Dış dünya kadar iç dünyanın da büyük salonları ve kendisinin bile bilmediği odaları olduğunu, açıldıkça o odalardan devasa bahçelere çıkıldığını hissediyor, büyüleniyor.
Şarkıların içinde sevdalar gezdirdiğini, şiirin her türden hasreti dindirdiğini anlıyor. Aşk acısını öğreniyor. Yine de seviyor; ille seviyor, inadına seviyor.
20’sinde putlarını yıkıyor, başkaldırıyor, kanatlanıyor.
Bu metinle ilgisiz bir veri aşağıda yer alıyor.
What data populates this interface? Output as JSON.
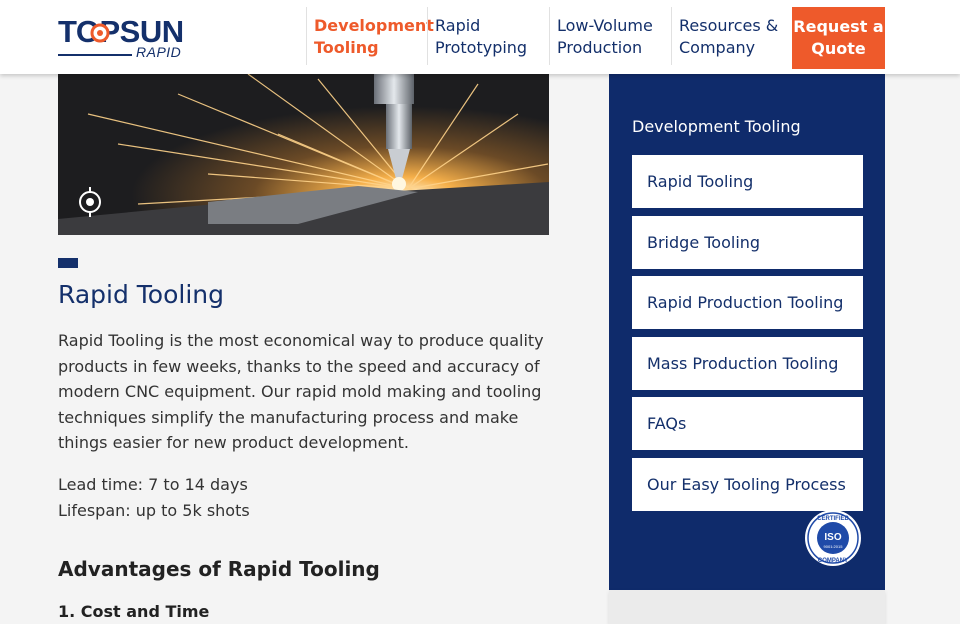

Her şey, ona küçük görünüyor artık;
Ev, masa, anne, baba…
“Dünya küçükmüş, büyük olan benim” efelenmeleri başlıyor.
Lakin dünya bunu bilmiyor.
O yüzden 20’ler çoğu zaman hayal kırıklıkları ile geliyor.
25’inde ayaklar biraz yere değiyor.
Okul bitiyor, iş telaşı başlıyor.
Sınıfta öğrenilenlerin akı; sokaktaki gerçeklerin karasına çarpıp grileşiyor.
Yolu hızlı gelenler çabuk yorularak, sevdiğini bulanlar ise kalbinden vurularak evleniyor genelde…
5 yıl önce uzak bir ülke olan “istikbal” daha yakına geliyor.
“Bir denizde yangın çıkarma” hayali erteleniyor.
“Dünya zor”laşıyor.
35… yolun yarısı…
Hiç okul asmadan, evden kaçmadan bir terasta sevdiği ile öpüşüp bir çadırda uyanmadan 20’sine gelenler için gecikmiş telafi çağları…
Daha önce hiç yüz verilmemiş ana ve babaların sözüne yeniden kulak kabartılan yaşlar…
Olgunluğun karasuları…
40’ında eski kotlar dar gelmeye, saçlara ak düşmeye, aile büyükleri yaşlanıp ölmeye başladığında bocalıyor insan…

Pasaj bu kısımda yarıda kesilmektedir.